Radiation‐induced gene expression profile of human cells deficient in 8‐hydroxy‐2′‐deoxyguanine glycosylase

The human OGG1 gene encodes a DNA glycosylase that is involved in the base excision repair of 8‐hydroxy‐2′‐deoxyguanine (8‐OH‐dG) from oxidatively damaged DNA. Cellular 8‐OH‐dG levels accumulate in the absence of this activity and could be deleterious for the cell. To assess the role of 8‐oxoguanine glycosylase (OGG1) in the cellular defense mechanism in a specific DNA repair defect background, we set out to determine the expression pattern of base excision repair genes and other cellular genes not involved in the base excision pathway in OGG1‐deficient human KG‐1 cells after ionizing radiation exposure. KG‐1 cells have lost OGG1 activity due to a homozygous mutation of Arg229Gln. Gene expression alterations were monitored at 4, 8, 12 and 24 hr in 2 Gy irradiated cells. Large‐scale gene expression profiling was assessed with DNA microarray technology. Gene expression analysis identified a number of ionizing radiation‐responsive genes, including several novel genes. There were 2 peaks of radiation‐induced gene induction or repression: one at 8 hr and the other at 24 hr.
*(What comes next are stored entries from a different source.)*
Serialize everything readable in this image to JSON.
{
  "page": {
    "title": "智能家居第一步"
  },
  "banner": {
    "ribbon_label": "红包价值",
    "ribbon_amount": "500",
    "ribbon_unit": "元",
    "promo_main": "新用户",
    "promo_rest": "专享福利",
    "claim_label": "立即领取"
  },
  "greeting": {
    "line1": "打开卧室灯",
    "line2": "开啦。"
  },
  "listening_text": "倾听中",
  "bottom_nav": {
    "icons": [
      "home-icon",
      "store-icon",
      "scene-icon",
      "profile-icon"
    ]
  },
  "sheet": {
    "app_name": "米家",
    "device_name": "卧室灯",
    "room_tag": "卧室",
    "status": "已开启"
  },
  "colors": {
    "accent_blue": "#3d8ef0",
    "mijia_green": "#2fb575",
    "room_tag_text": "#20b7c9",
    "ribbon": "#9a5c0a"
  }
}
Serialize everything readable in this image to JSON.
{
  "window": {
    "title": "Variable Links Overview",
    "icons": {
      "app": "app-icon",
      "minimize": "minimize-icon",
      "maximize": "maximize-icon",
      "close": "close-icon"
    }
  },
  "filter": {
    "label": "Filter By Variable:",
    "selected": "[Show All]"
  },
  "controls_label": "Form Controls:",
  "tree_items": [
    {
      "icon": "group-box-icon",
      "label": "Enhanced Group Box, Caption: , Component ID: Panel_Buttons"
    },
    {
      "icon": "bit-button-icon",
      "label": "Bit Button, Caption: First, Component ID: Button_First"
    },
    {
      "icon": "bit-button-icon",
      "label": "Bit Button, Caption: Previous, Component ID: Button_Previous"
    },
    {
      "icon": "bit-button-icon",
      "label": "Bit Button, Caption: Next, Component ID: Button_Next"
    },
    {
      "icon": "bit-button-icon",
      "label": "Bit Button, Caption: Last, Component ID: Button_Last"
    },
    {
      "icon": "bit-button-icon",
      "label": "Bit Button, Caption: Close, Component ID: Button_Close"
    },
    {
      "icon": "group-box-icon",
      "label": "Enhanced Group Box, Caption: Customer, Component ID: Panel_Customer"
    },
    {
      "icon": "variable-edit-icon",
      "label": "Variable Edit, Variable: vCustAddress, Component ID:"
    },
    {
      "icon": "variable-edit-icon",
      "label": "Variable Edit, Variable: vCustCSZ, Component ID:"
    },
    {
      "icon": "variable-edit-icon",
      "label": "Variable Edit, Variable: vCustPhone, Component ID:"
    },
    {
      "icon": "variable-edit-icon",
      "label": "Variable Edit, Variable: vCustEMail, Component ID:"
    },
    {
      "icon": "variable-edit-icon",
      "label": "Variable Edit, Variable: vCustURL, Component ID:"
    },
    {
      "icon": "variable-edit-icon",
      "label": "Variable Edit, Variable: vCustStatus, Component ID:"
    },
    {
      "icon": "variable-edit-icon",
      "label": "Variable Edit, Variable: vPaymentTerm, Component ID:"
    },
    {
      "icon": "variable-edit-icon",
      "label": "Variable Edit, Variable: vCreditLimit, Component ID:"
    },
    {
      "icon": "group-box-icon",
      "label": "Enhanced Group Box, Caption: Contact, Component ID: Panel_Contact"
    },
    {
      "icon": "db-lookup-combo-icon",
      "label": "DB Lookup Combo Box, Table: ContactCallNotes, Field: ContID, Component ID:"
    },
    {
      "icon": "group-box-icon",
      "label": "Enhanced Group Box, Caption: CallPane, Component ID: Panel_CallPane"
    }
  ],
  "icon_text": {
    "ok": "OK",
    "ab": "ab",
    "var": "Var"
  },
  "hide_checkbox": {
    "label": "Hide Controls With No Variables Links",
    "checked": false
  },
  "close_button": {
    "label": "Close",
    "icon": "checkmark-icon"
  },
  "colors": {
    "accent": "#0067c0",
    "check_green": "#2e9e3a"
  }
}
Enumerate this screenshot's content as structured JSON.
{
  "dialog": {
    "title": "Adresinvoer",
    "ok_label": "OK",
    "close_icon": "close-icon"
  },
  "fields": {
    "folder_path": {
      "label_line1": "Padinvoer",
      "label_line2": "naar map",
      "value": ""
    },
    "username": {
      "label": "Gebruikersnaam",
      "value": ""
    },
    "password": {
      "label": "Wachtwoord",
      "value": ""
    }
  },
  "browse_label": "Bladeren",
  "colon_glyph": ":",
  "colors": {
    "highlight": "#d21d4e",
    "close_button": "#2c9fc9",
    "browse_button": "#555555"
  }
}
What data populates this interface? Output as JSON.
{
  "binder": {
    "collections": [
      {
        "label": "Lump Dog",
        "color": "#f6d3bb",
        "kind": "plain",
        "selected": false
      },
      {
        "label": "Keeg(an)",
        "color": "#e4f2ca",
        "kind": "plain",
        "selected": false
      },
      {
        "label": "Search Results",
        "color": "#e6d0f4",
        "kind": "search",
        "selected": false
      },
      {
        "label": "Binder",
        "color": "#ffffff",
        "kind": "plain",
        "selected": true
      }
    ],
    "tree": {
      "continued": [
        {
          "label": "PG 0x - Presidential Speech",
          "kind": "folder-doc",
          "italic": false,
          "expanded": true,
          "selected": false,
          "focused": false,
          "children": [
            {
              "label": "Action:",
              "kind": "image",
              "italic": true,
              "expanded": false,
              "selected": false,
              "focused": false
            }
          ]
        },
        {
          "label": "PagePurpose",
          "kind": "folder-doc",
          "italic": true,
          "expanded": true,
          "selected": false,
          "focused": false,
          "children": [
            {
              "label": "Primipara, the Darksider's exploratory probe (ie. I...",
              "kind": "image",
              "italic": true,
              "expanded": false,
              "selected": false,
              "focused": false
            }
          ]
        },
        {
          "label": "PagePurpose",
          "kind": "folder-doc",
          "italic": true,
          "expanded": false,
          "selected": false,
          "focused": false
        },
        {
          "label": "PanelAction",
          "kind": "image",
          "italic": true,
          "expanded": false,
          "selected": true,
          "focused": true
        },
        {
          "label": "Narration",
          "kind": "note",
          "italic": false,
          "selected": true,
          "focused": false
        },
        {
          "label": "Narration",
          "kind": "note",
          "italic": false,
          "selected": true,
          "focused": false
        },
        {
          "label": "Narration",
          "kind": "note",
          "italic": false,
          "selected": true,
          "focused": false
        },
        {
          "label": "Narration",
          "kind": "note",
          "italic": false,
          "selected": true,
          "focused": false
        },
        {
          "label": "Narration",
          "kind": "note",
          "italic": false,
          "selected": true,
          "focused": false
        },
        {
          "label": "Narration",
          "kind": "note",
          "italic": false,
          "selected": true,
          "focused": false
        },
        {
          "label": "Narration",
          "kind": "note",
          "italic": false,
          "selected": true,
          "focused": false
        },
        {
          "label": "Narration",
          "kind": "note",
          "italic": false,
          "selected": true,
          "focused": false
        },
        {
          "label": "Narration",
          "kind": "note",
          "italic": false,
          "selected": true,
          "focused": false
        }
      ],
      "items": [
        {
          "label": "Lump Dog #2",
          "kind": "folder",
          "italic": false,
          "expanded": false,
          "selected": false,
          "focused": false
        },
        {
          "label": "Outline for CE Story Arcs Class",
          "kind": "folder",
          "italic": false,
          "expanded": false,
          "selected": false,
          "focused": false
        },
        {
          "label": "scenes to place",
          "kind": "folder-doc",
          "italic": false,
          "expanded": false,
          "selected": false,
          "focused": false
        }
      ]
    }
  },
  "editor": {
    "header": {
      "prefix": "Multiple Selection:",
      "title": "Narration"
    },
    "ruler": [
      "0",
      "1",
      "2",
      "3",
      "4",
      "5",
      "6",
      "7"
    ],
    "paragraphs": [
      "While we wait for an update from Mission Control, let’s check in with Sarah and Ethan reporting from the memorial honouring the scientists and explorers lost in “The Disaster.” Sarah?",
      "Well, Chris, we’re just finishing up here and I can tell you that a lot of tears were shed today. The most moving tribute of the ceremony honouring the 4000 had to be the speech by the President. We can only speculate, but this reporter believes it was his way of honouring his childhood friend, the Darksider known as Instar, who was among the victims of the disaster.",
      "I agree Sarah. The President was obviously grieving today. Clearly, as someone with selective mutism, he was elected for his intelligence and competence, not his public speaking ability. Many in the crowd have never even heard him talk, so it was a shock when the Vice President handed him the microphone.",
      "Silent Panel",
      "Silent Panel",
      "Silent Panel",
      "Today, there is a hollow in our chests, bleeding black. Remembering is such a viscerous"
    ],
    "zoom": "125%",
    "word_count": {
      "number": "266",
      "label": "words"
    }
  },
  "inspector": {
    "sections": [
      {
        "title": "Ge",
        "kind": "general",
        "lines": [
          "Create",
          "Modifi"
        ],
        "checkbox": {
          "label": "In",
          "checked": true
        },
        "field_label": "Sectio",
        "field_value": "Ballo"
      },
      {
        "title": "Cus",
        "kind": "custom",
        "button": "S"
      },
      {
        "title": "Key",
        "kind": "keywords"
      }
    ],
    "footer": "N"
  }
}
Overall the number of downregulated genes was higher than the number of upregulated genes. The highest number of downregulated genes was at 8 hr postirradiation. Genes corresponding to cellular, physiologic, developmental and extracellular processes were identified. The highest number of radiation‐induced genes belonged to the signal transduction category, followed by genes involved in transcription and response to stress. Microarray gene expression data were independently validated by relative quantitative RT‐PCR. Surprisingly, none of the genes involved in the base excision repair of radiation‐induced DNA damage showed altered expression. © 2005 Wiley‐Liss, Inc.